= Surgery obstruction =

Map from the normal invariants to the L-groups

In mathematics, specifically in surgery theory, the surgery obstructions define a map $\theta \colon \mathcal{N} (X) \to L_n (\pi_1 (X))$ from the normal invariants to the L-groups which is in the first instance a set-theoretic map (that means not necessarily a homomorphism) with the following property when $n \geq 5$:

A degree-one normal map $(f,b) \colon M \to X$ is normally cobordant to a homotopy equivalence if and only if the image $\theta (f,b)=0$ in $L_n (\mathbb{Z} [\pi_1 (X)])$.

==Sketch of the definition==

The surgery obstruction of a degree-one normal map has a relatively complicated definition.

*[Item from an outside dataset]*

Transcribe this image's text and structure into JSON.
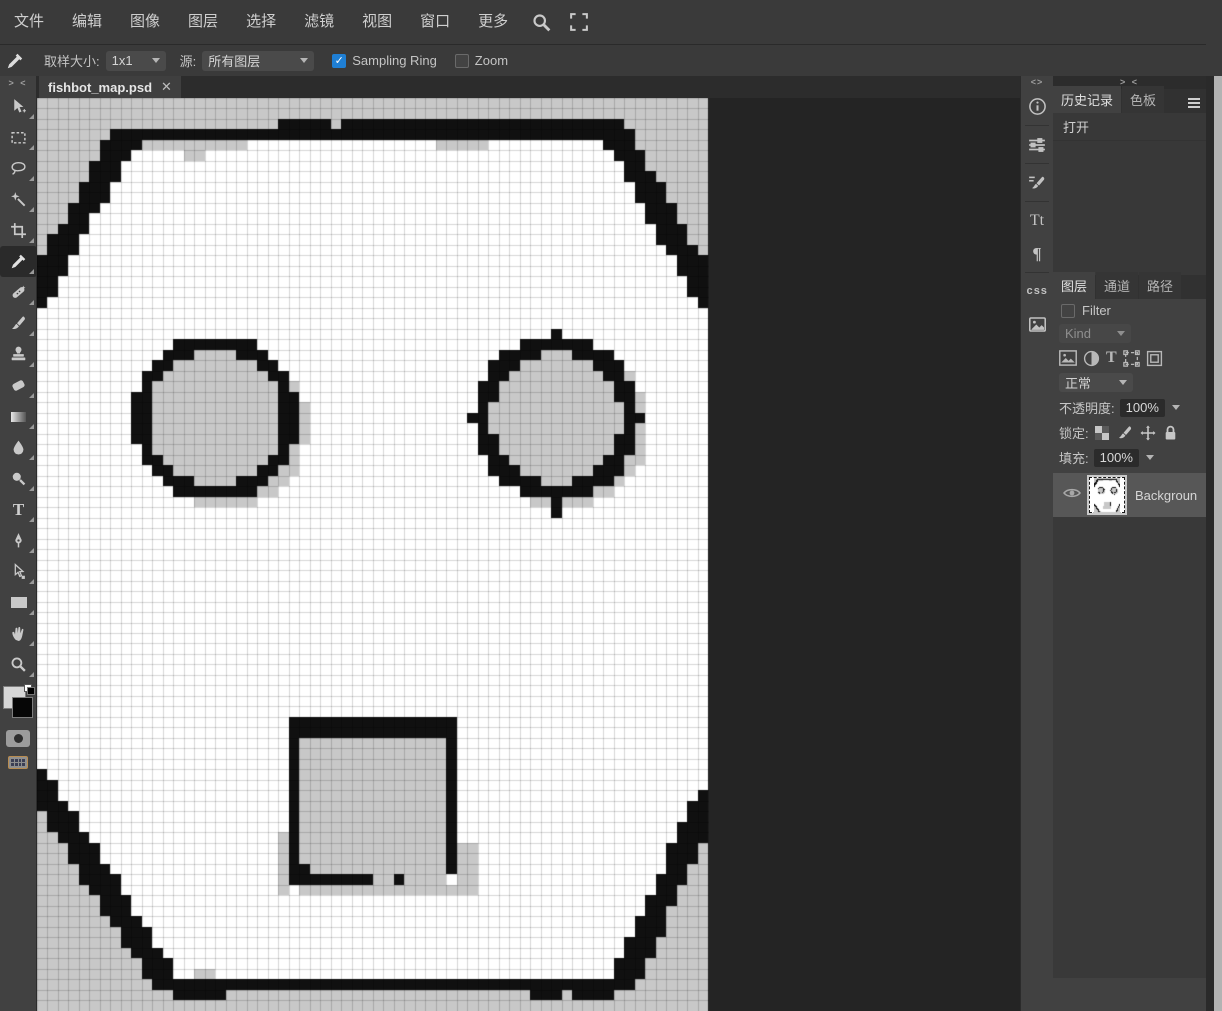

Consider a degree-one normal map $(f,b) \colon M \to X$. The idea in deciding the question whether it is normally cobordant to a homotopy equivalence is to try to systematically improve $(f,b)$ so that the map $f$ becomes $m$-connected (that means the homotopy groups $\pi_* (f)=0$ for $* \leq m$) for high $m$. It is a consequence of Poincaré duality that if we can achieve this for $m > \lfloor n/2 \rfloor$ then the map $f$ already is a homotopy equivalence. The word systematically above refers to the fact that one tries to do surgeries on $M$ to kill elements of $\pi_i (f)$. In fact it is more convenient to use homology of the universal covers to observe how connected the map $f$ is. More precisely, one works with the surgery kernels $K_i (\tilde M) : = \mathrm{ker} \{f_* \colon H_i (\tilde M) \rightarrow H_i (\tilde X)\}$ which one views as $\mathbb{Z}[\pi_1 (X)]$-modules. If all these vanish, then the map $f$ is a homotopy equivalence. As a consequence of Poincaré duality on $M$ and $X$ there is a $\mathbb{Z}[\pi_1 (X)]$-modules Poincaré duality $K^{n-i} (\tilde M) \cong K_i (\tilde M)$, so one only has to watch half of them, that means those for which $i \leq \lfloor n/2 \rfloor$.

Any degree-one normal map can be made $\lfloor n/2 \rfloor$-connected by the process called surgery below the middle dimension. This is the process of killing elements of $K_i (\tilde M)$ for $i < \lfloor n/2 \rfloor$ described here when we have $p+q = n$ such that $i = p < \lfloor n/2 \rfloor$. After this is done there are two cases.

1. If $n=2k$ then the only nontrivial homology group is the kernel $K_k (\tilde M) : = \mathrm{ker} \{f_* \colon H_k (\tilde M) \rightarrow H_k (\tilde X)\}$. It turns out that the cup-product pairings on $M$ and $X$ induce a cup-product pairing on $K_k(\tilde M)$. This defines a symmetric bilinear form in case $k=2l$ and a skew-symmetric bilinear form in case $k=2l+1$. It turns out that these forms can be refined to $\varepsilon$-quadratic forms, where $\varepsilon = (-1)^k$. These $\varepsilon$-quadratic forms define elements in the L-groups $L_n (\pi_1 (X))$.

2. If $n=2k+1$ the definition is more complicated. Instead of a quadratic form one obtains from the geometry a quadratic formation, which is a kind of automorphism of quadratic forms. Such a thing defines an element in the odd-dimensional L-group $L_n (\pi_1 (X))$.

If the element $\theta (f,b)$ is zero in the L-group surgery can be done on $M$ to modify $f$ to a homotopy equivalence.

Geometrically the reason why this is not always possible is that performing surgery in the middle dimension to kill an element in $K_k (\tilde M)$ possibly creates an element in $K_{k-1} (\tilde M)$ when $n = 2k$ or in $K_{k} (\tilde M)$ when $n=2k+1$. So this possibly destroys what has already been achieved. However, if $\theta (f,b)$ is zero, surgeries can be arranged in such a way that this does not happen.

==Example==

In the simply connected case the following happens.

If $n = 2k+1$ there is no obstruction.

If $n = 4l$ then the surgery obstruction can be calculated as the difference of the signatures of M and X.

If $n = 4l+2$ then the surgery obstruction is the Arf-invariant of the associated kernel quadratic form over $\mathbb{Z}_2$.